Follow your passion.
Is this a piece of advice that will lead to a fulfilling life? Or, is it a reckless use of your time, energy and resources?
I’ve been presented with the opportunity to address a room full of high school seniors interested in entrepreneurship. I’ll have a 45-minute block, and the choice to head in any direction I’d like with the discussion. As I brainstorm the valuable wisdom I intend to impart, I find myself continuously circling back to the passion question.
In his time, Steve Jobs would routinely argue that the only way to be successful is to follow your passion. His attitude was that the trials and tribulations that come with being an entrepreneur are only tolerable if you truly love what you do. Steve hit this topic repeatedly during his commencement address to the Stanford University Class of 2005. In it, he explained:
On the flip side of the coin, you have Cal Newport’s take on what he refers to as the passion hypothesis. According to Cal, “the more emphasis you place on finding work you love, the more unhappy you become when you don’t love every minute of the work you have.”
In his book, So Good They Can’t Ignore You, Newport explains that the appropriate course of action is to become a craftsman. More specifically, you should focus on developing a specific skill or trade that is both rare and valuable. Once you’ve done so, he argues, you’ll find it easier to achieve autonomy, create a financially viable career, and find a sense of purpose in your work.
So, Who’s Right?
Like most, I am conflicted as to the answer to this question. I can appreciate both sides of the argument. I’ve managed to blur the lines between the two in my life as an entrepreneur.
I could argue that I’ve turned my passion for sports into a career that focuses heavily on engaging with athletes ranging from the amateur to professional levels. On the other hand my extensive education in business, along with three years of cubicle-based employment in “the real world”, has led me to fine-tune my business administration acumen. This undeniably equates to developing a skill the way that Newport proposes.
If you ask me, the appropriate approach is not so black and white that you can only embrace one of these two mentalities. My advice for this classroom full of young minds will be to prepare as if following your passion is not an option…and then pounce when the opportunity to do so presents itself.
My Dad Was Right
Back in the spring of 1999 my dad carted me all over New England looking at colleges and universities. Like many of my classmates, I’d picked up a copy of The Princeton Review and allowed their ranking system to dictate the direction I’d head with my list of targeted schools. All I wanted at the time was to be able to tell my peers that I was attending a highly ranked academic institution.
Liberal arts? Business school? Maybe a degree in communications? Didn’t matter to me…I just wanted the ranking.
Thankfully, this is where my dad stepped in. He reviewed my list and agreed to bring me to look at any campus I’d like, under one stipulation: every school is fair game, as long as you agree to visit Babson College and Bentley University.
Babson and Bentley were two of the best known business schools in our area, and he was insistent that he would attend one of these two programs if given the chance to do it all again. I distinctly remember pulling on to the Babson campus as he told me: “You have no idea what you want to do with your life, so the least I can do is make sure that you walk away from college with a degree that will make you instantly employable. Take this school seriously as an option.”

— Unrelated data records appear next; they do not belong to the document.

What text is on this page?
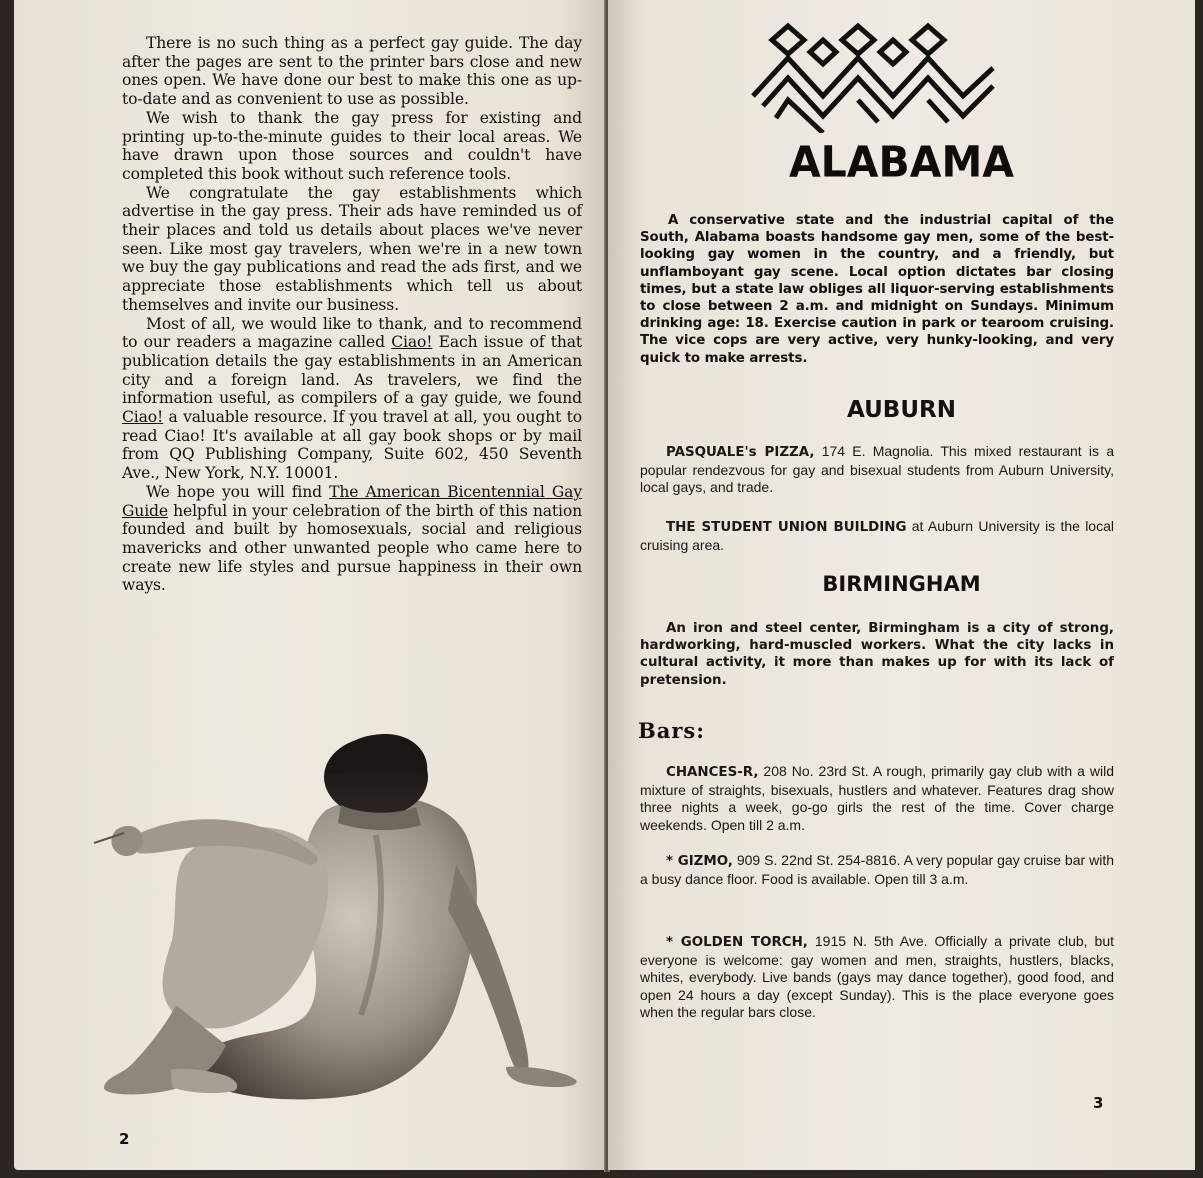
There is no such thing as a perfect gay guide. The day after the pages are sent to the printer bars close and new ones open. We have done our best to make this one as up-to-date and as convenient to use as possible.

We wish to thank the gay press for existing and printing up-to-the-minute guides to their local areas. We have drawn upon those sources and couldn't have completed this book without such reference tools.

We congratulate the gay establishments which advertise in the gay press. Their ads have reminded us of their places and told us details about places we've never seen. Like most gay travelers, when we're in a new town we buy the gay publications and read the ads first, and we appreciate those establishments which tell us about themselves and invite our business.

Most of all, we would like to thank, and to recommend to our readers a magazine called Ciao! Each issue of that publication details the gay establishments in an American city and a foreign land. As travelers, we find the information useful, as compilers of a gay guide, we found Ciao! a valuable resource. If you travel at all, you ought to read Ciao! It's available at all gay book shops or by mail from QQ Publishing Company, Suite 602, 450 Seventh Ave., New York, N.Y. 10001.

We hope you will find The American Bicentennial Gay Guide helpful in your celebration of the birth of this nation founded and built by homosexuals, social and religious mavericks and other unwanted people who came here to create new life styles and pursue happiness in their own ways.

2
ALABAMA

A conservative state and the industrial capital of the South, Alabama boasts handsome gay men, some of the best-looking gay women in the country, and a friendly, but unflamboyant gay scene. Local option dictates bar closing times, but a state law obliges all liquor-serving establishments to close between 2 a.m. and midnight on Sundays. Minimum drinking age: 18. Exercise caution in park or tearoom cruising. The vice cops are very active, very hunky-looking, and very quick to make arrests.

AUBURN

PASQUALE's PIZZA, 174 E. Magnolia. This mixed restaurant is a popular rendezvous for gay and bisexual students from Auburn University, local gays, and trade.

THE STUDENT UNION BUILDING at Auburn University is the local cruising area.

BIRMINGHAM

An iron and steel center, Birmingham is a city of strong, hardworking, hard-muscled workers. What the city lacks in cultural activity, it more than makes up for with its lack of pretension.

Bars:

CHANCES-R, 208 No. 23rd St. A rough, primarily gay club with a wild mixture of straights, bisexuals, hustlers and whatever. Features drag show three nights a week, go-go girls the rest of the time. Cover charge weekends. Open till 2 a.m.

* GIZMO, 909 S. 22nd St. 254-8816. A very popular gay cruise bar with a busy dance floor. Food is available. Open till 3 a.m.

* GOLDEN TORCH, 1915 N. 5th Ave. Officially a private club, but everyone is welcome: gay women and men, straights, hustlers, blacks, whites, everybody. Live bands (gays may dance together), good food, and open 24 hours a day (except Sunday). This is the place everyone goes when the regular bars close.

3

I ultimately chose to attend Babson College, and walked away with a working knowledge of marketing, financial & managerial accounting and business strategy. I also discovered the importance of networking, and created an inner circle of ambitious young business professionals, including a gentleman named Eric Cressey.
From the fall of 1999, until the summer of 2007, I gathered useful skills, accumulated hours working as a marketing manager at a publicly traded company, and made practical career and employment decisions that would put me in the position to “take the jump” when a unique opportunity to follow my passion presented itself. Cressey Sports Performance officially opened for business on July 13th of 2007.
Chasing your dream someday will be considerably less risky if you focus on accumulating functional skills in the here and now. The optimist in me says that if you do so, the opportunity to follow your passion will eventually present itself, and you’ll be prepared to capture it.
If you’re currently a personal trainer with the dream of opening your own gym, don’t quit your job to launch a business where you’ll “learn accounting by doing”. Take a night class on the subject and fine-tune your skills BEFORE taking the risk and dumping your savings into your passion.
If you’re training soccer moms at the local Planet Fitness but aspire to work primarily with professional athletes, simply announcing your desire to do so isn’t going to cut it. Step far outside of your comfort zone and master physiology so that you can differentiate yourself from the other thousand strength coaches with the same dream. Make calculated decisions that will all but ensure a high return on your investment.
Gyms fail every day of the week, and it isn’t for lack of passion. Gyms fail because the owners decided to attack the process without the right set of tools in the shed.